“Onibaba, A Mulher Demônio” é um filme de 1964 escrito e dirigido por Kaneto Shindo, conhecido diretor que viveu e cresceu no distrito de Hiroshima.

Assim como muitos filmes de Kaneto, muitos críticos de cinema apontam que “Onibaba” seja uma alegoria ao ataque das bombas atômicas em Hiroshima e Nagasaki.

Não tiro totalmente a razão de quem pensa assim – especialmente se considerarmos a biografia do diretor.

O terrível trauma deste atentado criminoso deixou cicatrizes profundas no Japão que até hoje não se apagaram e que certamente influenciam a produção cultural do país – em maior ou menor grau.

Este filme se passa em algum lugar no Japão em meados do século XIV, durante um período de guerra civil.

Acompanhamos duas mulheres que sobrevivem de matar guerreiros desorientados em emboscadas para vender seus pertences – e também um desertor de guerra, conhecido de ambas, que se instala ao lado delas depois de uma fuga.

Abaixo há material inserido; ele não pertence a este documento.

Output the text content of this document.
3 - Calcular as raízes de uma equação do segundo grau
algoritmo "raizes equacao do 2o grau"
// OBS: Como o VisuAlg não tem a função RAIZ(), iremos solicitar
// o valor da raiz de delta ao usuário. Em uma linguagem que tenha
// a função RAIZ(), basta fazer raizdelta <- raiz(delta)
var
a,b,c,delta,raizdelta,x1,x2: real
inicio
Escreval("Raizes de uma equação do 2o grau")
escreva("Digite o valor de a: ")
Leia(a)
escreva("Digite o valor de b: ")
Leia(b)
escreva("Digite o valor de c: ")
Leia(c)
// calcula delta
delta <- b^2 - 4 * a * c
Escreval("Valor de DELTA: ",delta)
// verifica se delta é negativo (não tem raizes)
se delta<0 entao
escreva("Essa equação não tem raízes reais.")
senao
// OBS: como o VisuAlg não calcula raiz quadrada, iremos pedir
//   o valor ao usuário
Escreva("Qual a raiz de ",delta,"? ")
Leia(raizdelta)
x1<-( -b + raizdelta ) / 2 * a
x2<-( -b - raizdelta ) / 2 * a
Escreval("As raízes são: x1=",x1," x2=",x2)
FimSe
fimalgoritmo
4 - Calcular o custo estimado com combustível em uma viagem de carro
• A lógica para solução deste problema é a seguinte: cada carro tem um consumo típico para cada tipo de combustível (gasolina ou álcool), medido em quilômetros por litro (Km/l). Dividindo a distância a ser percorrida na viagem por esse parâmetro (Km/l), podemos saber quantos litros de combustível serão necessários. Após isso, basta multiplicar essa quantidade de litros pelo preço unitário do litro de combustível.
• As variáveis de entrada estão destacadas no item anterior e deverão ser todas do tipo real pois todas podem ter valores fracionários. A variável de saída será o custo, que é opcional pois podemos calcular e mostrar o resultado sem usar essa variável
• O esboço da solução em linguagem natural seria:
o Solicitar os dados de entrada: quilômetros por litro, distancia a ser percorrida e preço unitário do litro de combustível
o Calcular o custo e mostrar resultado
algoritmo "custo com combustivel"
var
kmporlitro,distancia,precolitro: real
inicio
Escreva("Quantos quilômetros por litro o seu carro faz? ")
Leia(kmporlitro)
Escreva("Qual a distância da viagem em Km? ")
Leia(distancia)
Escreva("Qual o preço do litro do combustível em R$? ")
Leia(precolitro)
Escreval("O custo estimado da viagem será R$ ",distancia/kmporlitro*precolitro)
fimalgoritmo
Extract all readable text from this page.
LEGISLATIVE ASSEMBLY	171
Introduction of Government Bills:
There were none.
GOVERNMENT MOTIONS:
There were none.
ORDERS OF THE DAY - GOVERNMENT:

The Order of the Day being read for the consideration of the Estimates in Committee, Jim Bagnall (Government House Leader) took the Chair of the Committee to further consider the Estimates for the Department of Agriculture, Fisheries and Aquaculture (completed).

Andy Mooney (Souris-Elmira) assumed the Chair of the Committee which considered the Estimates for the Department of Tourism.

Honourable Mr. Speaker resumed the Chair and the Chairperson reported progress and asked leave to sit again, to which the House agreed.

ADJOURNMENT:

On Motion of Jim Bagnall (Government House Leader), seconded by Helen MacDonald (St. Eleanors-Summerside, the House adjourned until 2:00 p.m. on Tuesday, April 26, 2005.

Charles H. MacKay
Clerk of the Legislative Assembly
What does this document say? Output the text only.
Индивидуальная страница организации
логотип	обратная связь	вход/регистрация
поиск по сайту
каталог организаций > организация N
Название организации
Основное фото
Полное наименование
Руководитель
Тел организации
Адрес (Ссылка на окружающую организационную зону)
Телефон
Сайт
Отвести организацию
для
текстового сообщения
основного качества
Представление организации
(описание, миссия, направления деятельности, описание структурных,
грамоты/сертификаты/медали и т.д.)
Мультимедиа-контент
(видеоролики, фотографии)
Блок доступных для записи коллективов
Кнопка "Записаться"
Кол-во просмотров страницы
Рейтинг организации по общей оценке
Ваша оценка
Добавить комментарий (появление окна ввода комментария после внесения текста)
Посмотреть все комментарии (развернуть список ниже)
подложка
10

Na maior parte do filme, não há nada que podemos classificar como um “filme de terror”. O que vemos, basicamente, é uma vitrine da miséria humana em um país divido por uma guerra civil, que acontece ao fundo, contada na perspectiva de uma ralé exilada – que vive pecaminosamente de roubos em alagados juncos.

Até aqui, pensei estar vendo uma espécie de “The Hills Have Eyes” de Wes Craven. No entanto, o filme vai além.

Apenas nos últimos atos, o filme se modula ao que podemos classificar como “terror”, quando um misterioso samurai mascarado aparece em cena.

O tom sobrenatural se concentra nessa máscara usada pelo samurai. Uma máscara Hannya, conhecida do teatro Noh.

Quando a diabólica máscara presente no filme é retirada da pessoa que usa, o que vemos é um rosto desfigurado – como se estivesse derretido por alguma bomba.

A mensagem é clara. Kaneto Shindo faz da linguagem do terror seu mostruário político.

Podemos identificar no filme também numa alegoria da identidade nacional.

“Onibaba – A Mulher Demônio” evoca o teatro Noh como sinal da identidade japonesa, usando a máscara Hannya e uma trilha sonora com tambores pesados típicos para sinalizar seu aspecto tradicionalista.

A máscara Hannya (representando a identidade nacional japonesa) é grudada na face (enraizada na cultura) e retirá-la dói – pois a identidade de um povo é tudo que ele tem, é o seu próprio rosto.

Quando conseguimos tirar essa máscara, o que temos é uma traumática e horrível visão de um rosto monstruoso.

Não podemos, no entanto, retirar de “Onibaba – A Mulher Demônio” a sua faceta mais “espiritual”.

Onibaba, pra mim, conjuga o mal nas suas mais variadas facetas – um horror humano (de refugiados de guerra, miseráveis, salteadores e assassinos – e também nos comentários subliminares da guerra e da identidade cultural perdida) que divide espaço com um horror sobrenatural – na misteriosa presença da máscara amaldiçoada.

O pecado, imperioso tema da religião, é reforçado aqui.

A máscara Hannya retrata as almas das mulheres que se tornaram demônios devido à obsessão ou ciúme.

No filme, a velha mulher é acometida por uma paixão reprimida e um ciúme da nora, que estava se envolvendo sexualmente com um vagabundo que se instalou ao lado de sua cabana.

Nem o terror humano, nem o terror sobrenatural são velados aqui. Eles operam simultaneamente, sinalizando que a completude do tema do mal não se esgota em apenas um termo ou outro.